November 5, the world’s oil producers and their customers entered a new period of uncertainty on Monday as further American economic sanctions against Iran came into force. Washington aims to reduce Iran’s oil exports to zero by implementing the aggressive sanctions. Although intended to impact only Iran, it is unlikely that global oil prices will remain stable as Iran is the fifth-largest oil exporter in the world. During the last period of sanctions, 2.4 million barrels of Iranian crude oil per day were lost from the global market.
The Caucasus region has a long-standing history of economic ties with Iran, including in the energy sector.

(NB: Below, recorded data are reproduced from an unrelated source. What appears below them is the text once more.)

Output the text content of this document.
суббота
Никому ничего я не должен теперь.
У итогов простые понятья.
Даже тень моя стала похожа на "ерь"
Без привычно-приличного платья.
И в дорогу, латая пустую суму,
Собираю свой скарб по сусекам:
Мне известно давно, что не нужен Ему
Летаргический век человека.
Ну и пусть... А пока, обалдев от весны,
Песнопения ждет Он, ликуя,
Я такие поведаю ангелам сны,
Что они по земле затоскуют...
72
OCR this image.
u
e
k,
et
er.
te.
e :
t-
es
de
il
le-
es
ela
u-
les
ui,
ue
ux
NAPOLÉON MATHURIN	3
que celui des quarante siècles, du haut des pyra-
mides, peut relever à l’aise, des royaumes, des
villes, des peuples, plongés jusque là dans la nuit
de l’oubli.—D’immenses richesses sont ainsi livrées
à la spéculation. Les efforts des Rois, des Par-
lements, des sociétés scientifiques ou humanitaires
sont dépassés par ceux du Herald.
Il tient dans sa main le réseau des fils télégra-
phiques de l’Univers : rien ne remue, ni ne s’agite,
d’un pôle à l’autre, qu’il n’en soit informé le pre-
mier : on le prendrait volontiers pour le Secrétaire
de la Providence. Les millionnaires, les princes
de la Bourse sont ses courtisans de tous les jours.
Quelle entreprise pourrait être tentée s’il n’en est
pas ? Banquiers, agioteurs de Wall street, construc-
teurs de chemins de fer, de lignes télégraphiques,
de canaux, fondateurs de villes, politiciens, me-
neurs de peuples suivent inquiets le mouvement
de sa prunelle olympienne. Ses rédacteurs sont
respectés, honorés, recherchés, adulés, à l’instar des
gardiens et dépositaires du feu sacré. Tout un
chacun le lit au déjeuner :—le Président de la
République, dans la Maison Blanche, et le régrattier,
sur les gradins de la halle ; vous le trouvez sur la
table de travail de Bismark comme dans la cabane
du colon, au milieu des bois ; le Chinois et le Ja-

Uncertainty currently hangs in the region, as the impacts of the sanctions on Iran’s neighboring countries, Georgia, Armenia, and Azerbaijan, remains to be seen.
Azerbaijan, a major exporter of crude oil and natural gas, currently collaborates with Iran on projects, such as shared ownership of Caspian oil and gas fields. The country may well benefit from the Iranian sanctions as their oil profits will rise as prices increase. Although Washington granted a waiver for “the development of natural gas and the construction and operation of a pipeline to transport natural gas from Azerbaijan, the shared ownership of projects is still complex.
Azerbaijan also imports small volumes of Iranian gas for local consumption. As Georgia relies heavily on Azerbaijani gas, this could have an impact on Georgians. Indeed, Georgia is expected to important around 2.7 billion cubic meters of gas from Azerbaijan this year alone. In addition, Azerbaijani export commitments are aided by the use of Iran to transit gas from Turkmenistan to mainland Azerbaijan. Iranian sanctions on Iran would make this more difficult.
However, SOCAR spokesman Ibrahim Ahmadov told Eurasia net that an increase in domestic production has halted the gas imports via Iran. “A big part of imported gas was used to fill our gas storage during summer which is then re-exported in winter when there is higher demand” There are currently more than 3 billion cubic meters of gas in storage, with further Russian important due by the end of the year. SOCAR doesn’t foresee any shortages. “There should be no problems with the gas supply in Georgia,” Ahmadov stated.
Georgia’s reliance on Azerbaijan and Iran for its gas supply is not the only potential side-effect of the sanctions on the country. The weakening Iranian economy affects the import and export market, as the two countries regularly trade together.
However, the restrictions could also benefit some industries, for example, shipping. Sanctions have led to an increased turnover of goods in Georgian ports, as they have led to price hikes at Bandar Abbas, the Iranian port. Currently, one of the biggest competitions to Poti, transportation costs of $1,000 – $1,200 per container from Bandar Abbas to Armenia or Azerbaijan, have increased the number of goods flowing through Poti. In fact, it is estimated that the volume of total turnover of goods in Georgian ports could increase by 15 – 20% if the sanctions remain until the end of 2019.
U.S. National Security Adviser John Bolton, recently visited all three Caucasus countries to attempt to garner support for the U.S.-imposed Iranian sanctions. The success of these visits remains inconclusive. The new round of sanctions imposed on November 5 didn’t spare any of the Caucasus states.
Although none of the countries in the Caucasus import Iranian crude oil, they reply on Iran in some way for natural gas. The exact impact this may have on Georgia remains unclear until the scope of the sanctions becomes evident. Georgia must find a way to balance its regional interests and those of the West to achieve the best interests for the country.